Off-Grid / Backup Box for Sunny Island X. Works with TESVOLT FORTON and TESVOLT TAYTAN
A photovoltaic system equipped with the KOSTAL PLENTICORE G3 inverter and a connected TESVOLT TAYTAN battery storage system is ideally complemented by the KOSTAL BackUp Switch for reliable backup power operation.

Protection technology is essential for the safe operation of battery storage systems. It protects people, equipment and the power grid from damage caused by short circuits, overloads, overvoltages and grid disturbances, while ensuring that all system components operate together in compliance with applicable standards.
Battery storage systems, inverters, energy meters and grid connection components operate at high power levels and manage complex energy flows. Modern protection systems continuously monitor the condition of the installation and automatically intervene whenever critical operating conditions are detected. This minimizes downtime and enhances operational safety.
Depending on the system size and application, different protection components are required. These include circuit breakers, fuses, disconnect switches, surge protection devices, grid and system protection (NA protection), and protection relays. Together, they safely isolate individual parts of the installation and protect the energy system against electrical faults.
Grid and system protection is a key element of modern battery storage projects. It continuously monitors critical grid parameters such as voltage and frequency, ensuring that the installation complies with the grid operator’s requirements.

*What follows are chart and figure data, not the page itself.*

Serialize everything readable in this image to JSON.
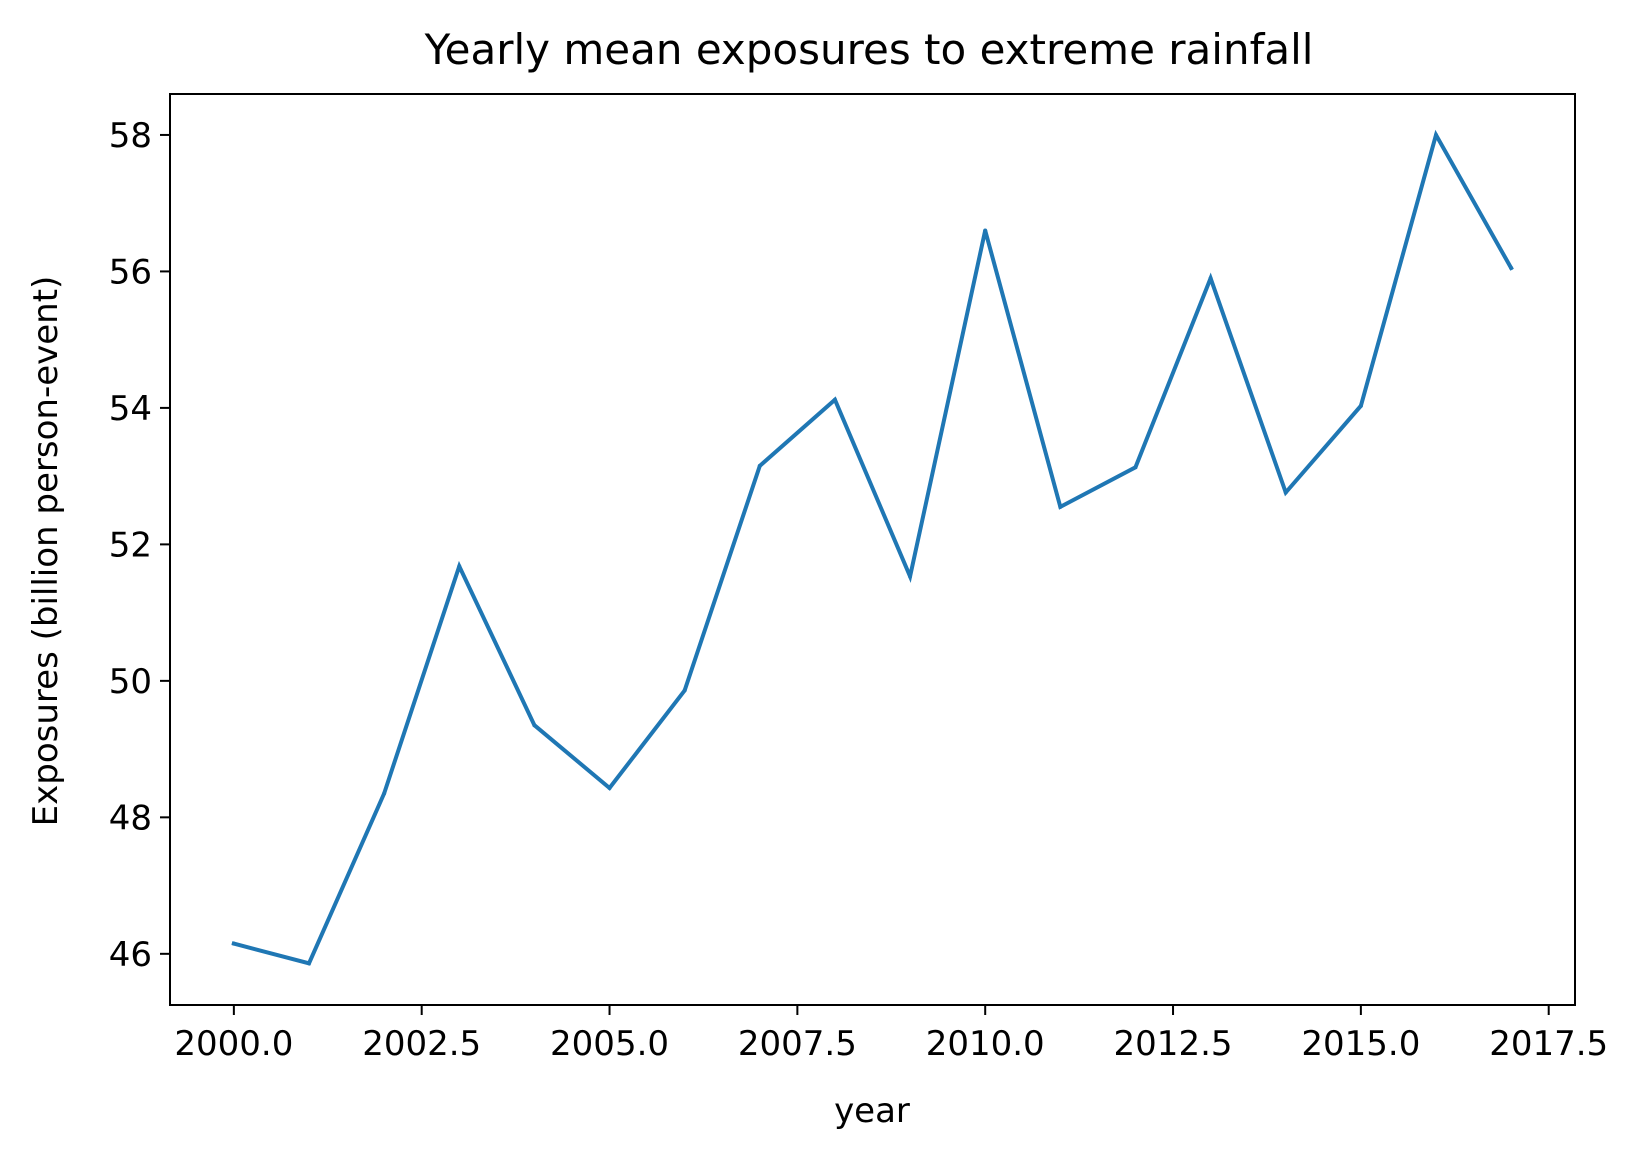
{
  "chart_data": {
    "type": "line",
    "title": "Yearly mean exposures to extreme rainfall",
    "xlabel": "year",
    "ylabel": "Exposures (billion person-event)",
    "xlim": [
      1999.15,
      2017.85
    ],
    "ylim": [
      45.25,
      58.6
    ],
    "x_ticks": [
      2000.0,
      2002.5,
      2005.0,
      2007.5,
      2010.0,
      2012.5,
      2015.0,
      2017.5
    ],
    "x_tick_labels": [
      "2000.0",
      "2002.5",
      "2005.0",
      "2007.5",
      "2010.0",
      "2012.5",
      "2015.0",
      "2017.5"
    ],
    "y_ticks": [
      46,
      48,
      50,
      52,
      54,
      56,
      58
    ],
    "y_tick_labels": [
      "46",
      "48",
      "50",
      "52",
      "54",
      "56",
      "58"
    ],
    "grid": false,
    "legend": "none",
    "series": [
      {
        "color": "#1f77b4",
        "x": [
          2000,
          2001,
          2002,
          2003,
          2004,
          2005,
          2006,
          2007,
          2008,
          2009,
          2010,
          2011,
          2012,
          2013,
          2014,
          2015,
          2016,
          2017
        ],
        "y": [
          46.15,
          45.86,
          48.35,
          51.68,
          49.35,
          48.43,
          49.86,
          53.15,
          54.12,
          51.53,
          56.6,
          52.55,
          53.13,
          55.9,
          52.76,
          54.03,
          58.0,
          56.05
        ]
      }
    ]
  }
}
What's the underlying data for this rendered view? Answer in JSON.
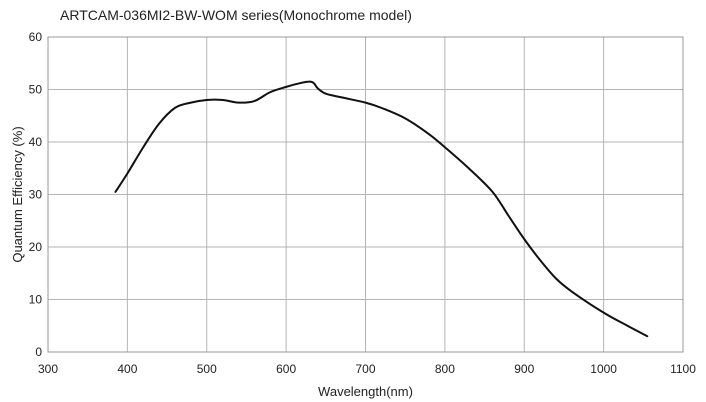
{
  "chart_data": {
    "type": "line",
    "title": "ARTCAM-036MI2-BW-WOM series(Monochrome model)",
    "xlabel": "Wavelength(nm)",
    "ylabel": "Quantum  Efficiency (%)",
    "xlim": [
      300,
      1100
    ],
    "ylim": [
      0,
      60
    ],
    "x_ticks": [
      300,
      400,
      500,
      600,
      700,
      800,
      900,
      1000,
      1100
    ],
    "y_ticks": [
      0,
      10,
      20,
      30,
      40,
      50,
      60
    ],
    "grid": true,
    "legend": "none",
    "series": [
      {
        "color": "#111111",
        "x": [
          385,
          400,
          420,
          440,
          460,
          480,
          500,
          520,
          540,
          560,
          580,
          600,
          620,
          630,
          635,
          640,
          650,
          670,
          700,
          720,
          750,
          780,
          800,
          830,
          860,
          880,
          900,
          920,
          940,
          960,
          1000,
          1030,
          1055
        ],
        "y": [
          30.5,
          34,
          39,
          43.5,
          46.5,
          47.5,
          48,
          48,
          47.5,
          47.8,
          49.5,
          50.5,
          51.3,
          51.5,
          51.2,
          50.2,
          49.2,
          48.5,
          47.5,
          46.5,
          44.5,
          41.5,
          39,
          35,
          30.5,
          26,
          21.5,
          17.5,
          14,
          11.5,
          7.5,
          5,
          3
        ]
      }
    ]
  }
}
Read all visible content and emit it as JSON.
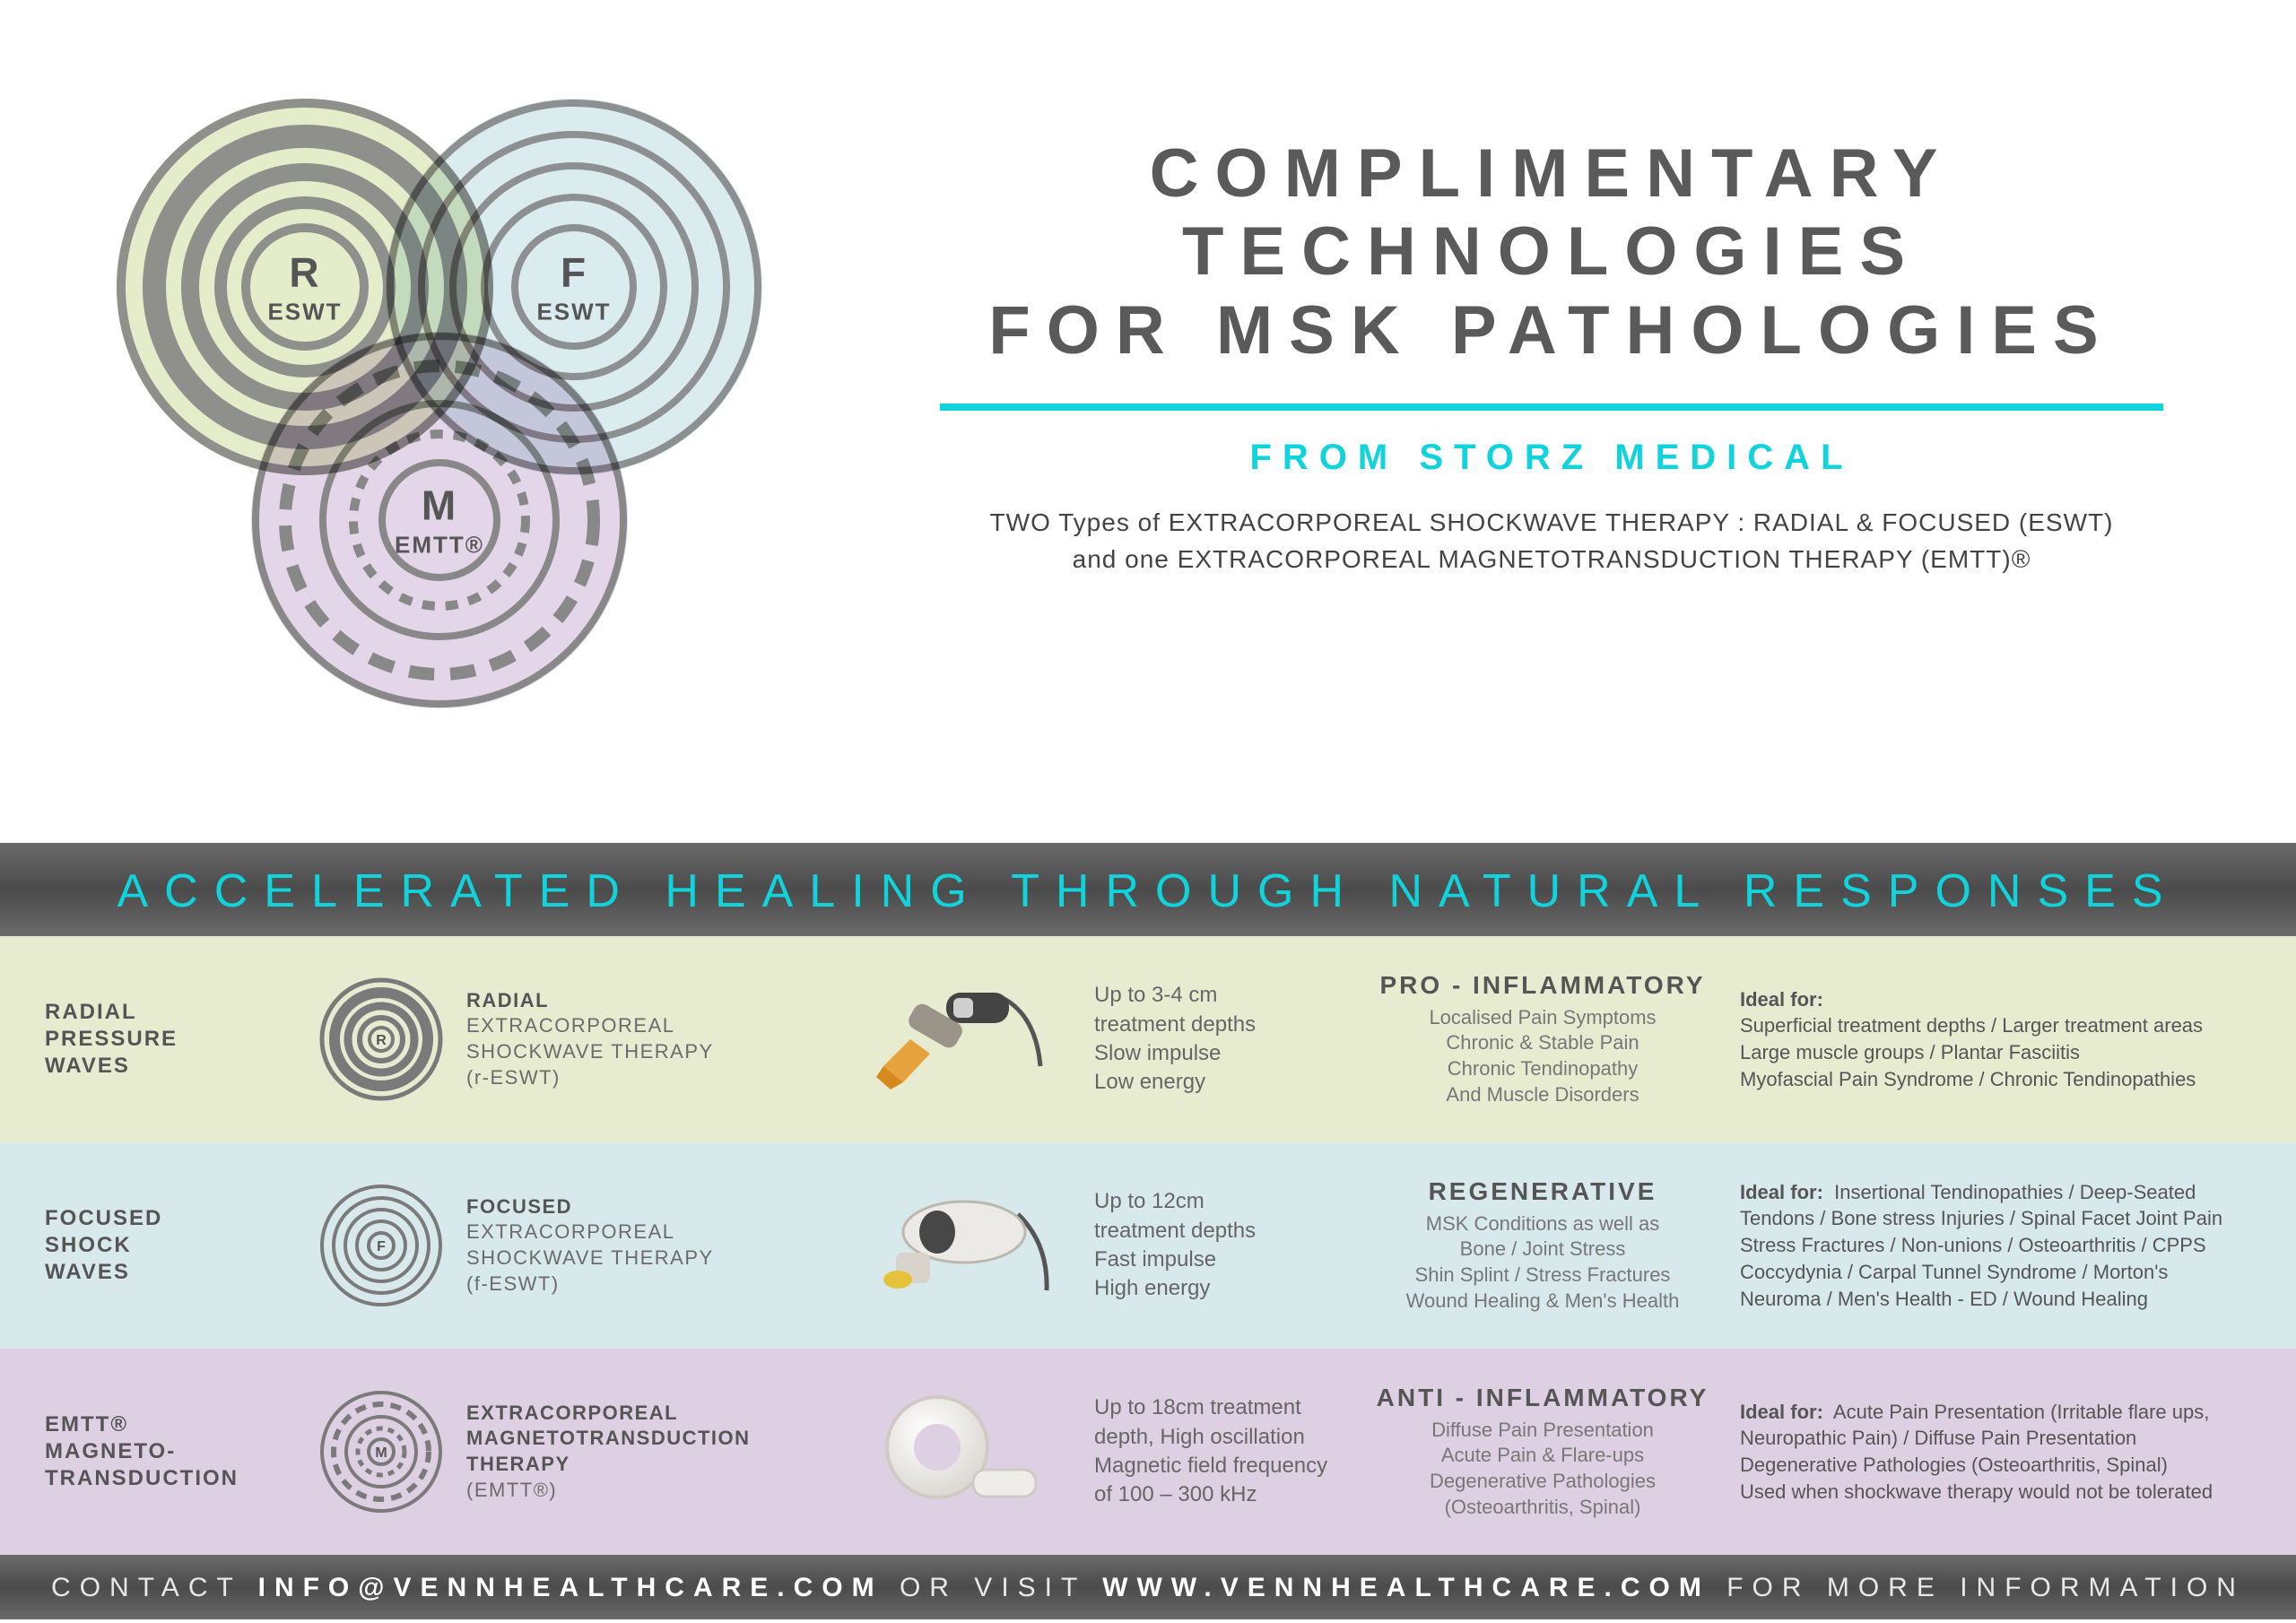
{
  "colors": {
    "accent": "#11d3db",
    "text": "#555555",
    "muted": "#777777",
    "banner_bg_top": "#6a6a6a",
    "banner_bg_mid": "#4b4b4b",
    "row_green": "#e7ecd0",
    "row_blue": "#d7e9ea",
    "row_purple": "#ddd0e2",
    "venn_green_fill": "#dce6b8",
    "venn_blue_fill": "#cfe6e9",
    "venn_purple_fill": "#dccbe3",
    "ring_stroke": "#808080"
  },
  "venn": {
    "circles": [
      {
        "id": "r",
        "letter": "R",
        "sub": "ESWT",
        "fill": "#dce6b8"
      },
      {
        "id": "f",
        "letter": "F",
        "sub": "ESWT",
        "fill": "#cfe6e9"
      },
      {
        "id": "m",
        "letter": "M",
        "sub": "EMTT®",
        "fill": "#dccbe3"
      }
    ]
  },
  "header": {
    "title_line1": "COMPLIMENTARY",
    "title_line2": "TECHNOLOGIES",
    "title_line3": "FOR MSK PATHOLOGIES",
    "from": "FROM STORZ MEDICAL",
    "desc_line1": "TWO Types of EXTRACORPOREAL SHOCKWAVE THERAPY : RADIAL & FOCUSED (ESWT)",
    "desc_line2": "and one EXTRACORPOREAL MAGNETOTRANSDUCTION THERAPY (EMTT)®"
  },
  "banner": "ACCELERATED HEALING THROUGH NATURAL RESPONSES",
  "rows": [
    {
      "bg": "green",
      "label": "RADIAL\nPRESSURE\nWAVES",
      "ring_letter": "R",
      "therapy_bold": "RADIAL",
      "therapy_rest": "EXTRACORPOREAL\nSHOCKWAVE THERAPY\n(r-ESWT)",
      "specs": "Up to 3-4 cm\ntreatment depths\nSlow impulse\nLow energy",
      "category_title": "PRO - INFLAMMATORY",
      "category_body": "Localised Pain Symptoms\nChronic & Stable Pain\nChronic Tendinopathy\nAnd Muscle Disorders",
      "ideal_label": "Ideal for:",
      "ideal_body": "Superficial treatment depths / Larger treatment areas\nLarge muscle groups / Plantar Fasciitis\nMyofascial Pain Syndrome / Chronic Tendinopathies"
    },
    {
      "bg": "blue",
      "label": "FOCUSED\nSHOCK\nWAVES",
      "ring_letter": "F",
      "therapy_bold": "FOCUSED",
      "therapy_rest": "EXTRACORPOREAL\nSHOCKWAVE THERAPY\n(f-ESWT)",
      "specs": "Up to 12cm\ntreatment depths\nFast impulse\nHigh energy",
      "category_title": "REGENERATIVE",
      "category_body": "MSK Conditions as well as\nBone / Joint Stress\nShin Splint / Stress Fractures\nWound Healing & Men's Health",
      "ideal_label": "Ideal for:",
      "ideal_body": "Insertional Tendinopathies / Deep-Seated\nTendons / Bone stress Injuries / Spinal Facet Joint Pain\nStress Fractures / Non-unions / Osteoarthritis / CPPS\nCoccydynia / Carpal Tunnel Syndrome / Morton's\nNeuroma / Men's Health - ED / Wound Healing"
    },
    {
      "bg": "purple",
      "label": "EMTT®\nMAGNETO-\nTRANSDUCTION",
      "ring_letter": "M",
      "therapy_bold": "EXTRACORPOREAL\nMAGNETOTRANSDUCTION\nTHERAPY",
      "therapy_rest": "(EMTT®)",
      "specs": "Up to 18cm treatment\ndepth, High oscillation\nMagnetic field frequency\nof 100 – 300 kHz",
      "category_title": "ANTI - INFLAMMATORY",
      "category_body": "Diffuse Pain Presentation\nAcute Pain & Flare-ups\nDegenerative Pathologies\n(Osteoarthritis, Spinal)",
      "ideal_label": "Ideal for:",
      "ideal_body": "Acute Pain Presentation (Irritable flare ups,\nNeuropathic Pain) / Diffuse Pain Presentation\nDegenerative Pathologies (Osteoarthritis, Spinal)\nUsed when shockwave therapy would not be tolerated"
    }
  ],
  "footer": {
    "pre": "CONTACT ",
    "email": "INFO@VENNHEALTHCARE.COM",
    "mid": " OR VISIT ",
    "url": "WWW.VENNHEALTHCARE.COM",
    "post": " FOR MORE INFORMATION"
  }
}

This is particularly important for commercial and industrial battery storage systems and for medium-voltage grid connections.
Lightning strikes, switching operations and grid disturbances can cause dangerous overvoltages. Dedicated surge protection systems safeguard sensitive components such as inverters, Energy Management Systems (EMS) and communication equipment. Additional safety and fire protection measures help minimize risks and ensure the long-term availability of the installation.
Professional protection technology is essential for the reliable and standards-compliant operation of battery storage systems. It increases the availability of the energy system, protects the investment and supports the long-term operational safety of commercial and industrial installations.
TESVOLT relies on a multi-layer protection concept that covers all relevant system levels—from the grid connection and inverter to the battery system. Only proven, standards-compliant components are used, specifically selected to meet the requirements of commercial, industrial and utility-scale energy storage projects.
For grid integration, the TESVOLT Energy Controller Pro S or TESVOLT Energy Controller Pro L is used, depending on the application. These systems ensure compliant implementation of active and reactive power control requirements and support adherence to current grid connection standards such as VDE-AR-N 4110.
At the inverter level, integrated protection functions continuously monitor voltage, current and other grid parameters. In addition, fuses, current and voltage transformers, as well as grid and system protection devices, safeguard the installation against electrical faults and critical operating conditions.
Within the battery system, the Battery Management System (BMS) continuously monitors all safety-critical parameters, including cell voltages, temperatures, charging and discharging currents, and protection against deep discharge, overcurrent and overheating. Additional DC protection components provide short-circuit protection and further enhance operational safety.
Because every energy storage project has unique requirements regarding grid connection, power class and application, the protection system is engineered on a project-specific basis and designed in close coordination with the respective grid operator.
All our storage systems can be monitored continuously using BATMON software. This software visualises the status of the entire system, all battery modules and each individual cell. Our system also displays the voltage, state of health (SOH) and state of charge (SOC). This allows users to detect and correct any deviations and defects promptly.